Thousands of half-starved coolies, nearly naked, with a squatty basket made of bamboo strips in their hands or on their heads, may be seen in any section of India. That basket is his "work-box," in which he carries anything required.

An umbrella is the sign of authority in this section of the world where a group of natives are engaged at work. Whether the weather be wet, cloudy, or clear, the Indian foreman is known by his holding an umbrella.

A finger bowl is placed at the side of every plate when serving food in India.

The word "calico" had its origin in India. The city of Calicut, whence the word calico is derived, was a cotton goods manufacturing center in early times.

Madras, the third largest city in India, is composed mostly of Hindus, and where that sect is found the sacred cows and bulls will be in evidence, as well as the miserable widows, the burning ghats; the mothers who give their young daughters to depraved priests who persuade the parents they will gain special favor in the sight of the gods for so doing; the goat-slaughtering places, the idols of monkeys, snakes, and other characters, and juggernaut cars. The Hindu has little to recommend him in either person or religion, and yet the best-fed things we saw in that country were connected with the church—the sacred bulls and cows.

The native quarters and the temples were the same as have been touched on in our Indian notes. The bazaars were the same, and there seemed to be more nearly naked people, owing to the weather on the Coramandel coast being warmer than that further north. One wonders how Europeans stand the heat, as few cool breezes blow in the hot sections of that country to refresh the jaded.

Mention has been made on several occasions of the appalling mortality from fevers and pestilence.
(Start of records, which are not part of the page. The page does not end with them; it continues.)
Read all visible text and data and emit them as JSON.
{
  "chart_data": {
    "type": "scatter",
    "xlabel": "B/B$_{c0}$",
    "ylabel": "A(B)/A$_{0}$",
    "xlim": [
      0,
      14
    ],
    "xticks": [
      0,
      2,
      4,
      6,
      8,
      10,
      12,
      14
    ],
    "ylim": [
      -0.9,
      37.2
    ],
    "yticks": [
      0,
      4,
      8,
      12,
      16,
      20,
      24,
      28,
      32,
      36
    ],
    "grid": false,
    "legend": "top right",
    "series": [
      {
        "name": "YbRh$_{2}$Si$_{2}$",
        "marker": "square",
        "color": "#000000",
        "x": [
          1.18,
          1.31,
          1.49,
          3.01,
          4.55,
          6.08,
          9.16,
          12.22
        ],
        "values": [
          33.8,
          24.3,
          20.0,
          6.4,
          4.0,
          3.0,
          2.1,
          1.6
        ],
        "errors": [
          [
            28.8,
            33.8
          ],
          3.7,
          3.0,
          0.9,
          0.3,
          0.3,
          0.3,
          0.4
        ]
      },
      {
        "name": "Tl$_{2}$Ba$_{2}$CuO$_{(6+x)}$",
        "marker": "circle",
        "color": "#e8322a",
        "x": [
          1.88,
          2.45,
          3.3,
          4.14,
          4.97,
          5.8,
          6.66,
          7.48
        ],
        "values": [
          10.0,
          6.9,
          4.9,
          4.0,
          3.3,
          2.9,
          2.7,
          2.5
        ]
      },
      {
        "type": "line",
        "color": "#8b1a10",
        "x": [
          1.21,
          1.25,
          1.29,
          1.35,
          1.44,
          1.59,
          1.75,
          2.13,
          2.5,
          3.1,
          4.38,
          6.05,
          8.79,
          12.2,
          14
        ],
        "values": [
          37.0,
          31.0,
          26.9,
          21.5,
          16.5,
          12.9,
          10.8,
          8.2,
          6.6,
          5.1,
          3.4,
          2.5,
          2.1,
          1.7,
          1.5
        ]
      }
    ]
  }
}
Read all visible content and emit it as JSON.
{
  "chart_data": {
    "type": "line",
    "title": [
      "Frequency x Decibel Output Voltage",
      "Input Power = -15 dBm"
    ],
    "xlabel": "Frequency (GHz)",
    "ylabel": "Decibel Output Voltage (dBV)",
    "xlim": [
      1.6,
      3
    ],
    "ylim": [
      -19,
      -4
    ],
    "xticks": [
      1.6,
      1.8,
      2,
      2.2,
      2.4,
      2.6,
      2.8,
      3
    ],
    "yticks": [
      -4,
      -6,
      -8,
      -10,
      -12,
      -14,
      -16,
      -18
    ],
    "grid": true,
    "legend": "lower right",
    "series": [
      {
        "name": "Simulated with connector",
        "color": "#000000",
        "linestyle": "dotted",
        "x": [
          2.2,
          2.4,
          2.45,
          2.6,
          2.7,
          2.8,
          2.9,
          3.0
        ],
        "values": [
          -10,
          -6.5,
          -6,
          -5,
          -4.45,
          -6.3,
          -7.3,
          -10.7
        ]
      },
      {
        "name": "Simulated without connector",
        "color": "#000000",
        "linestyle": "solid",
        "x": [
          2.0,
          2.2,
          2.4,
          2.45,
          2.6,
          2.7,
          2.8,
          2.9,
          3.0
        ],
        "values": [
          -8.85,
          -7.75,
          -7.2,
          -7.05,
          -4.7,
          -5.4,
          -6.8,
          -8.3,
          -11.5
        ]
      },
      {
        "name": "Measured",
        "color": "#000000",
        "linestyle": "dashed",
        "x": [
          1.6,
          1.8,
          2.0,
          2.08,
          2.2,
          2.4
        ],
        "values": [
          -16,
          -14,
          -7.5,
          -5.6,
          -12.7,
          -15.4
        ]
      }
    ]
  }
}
A considerable portion of the mortality may be accounted for, however, when the reader learns that there is practically no sewerage from east to west and from south to north in this thickly populated country. With no sewerage, and the habits of the people as a race being the opposite of clean, together with all of the Hindus holding in reverence venomous snakes and mad dogs, and some sects bedbugs, mosquitoes, and vermin, the wonder is not at the great number that fall victims to these various causes, but how to account for so many being alive.

Madras was the last stop in India, as a train was boarded for Tuticorin. We passed through a country that is celebrated for its splendid temples, which are strange to understand when one sees the crude tools and archaic methods employed to do ordinary kinds of work. In the artistic designs and richness of construction of some temples and mosques one sees the acme of art, and in mechanism the mien. Judging from the latter, it might seem that some skilled race of people had made their abode in that country during the period of construction of some of the buildings, and then had passed out, unseen, as it were. The people of India, as they appear to Europeans, with their marble and gold buildings, seem to be a contradiction. The country was flat to Tuticorin, half of it being under water, the monsoons just having ended.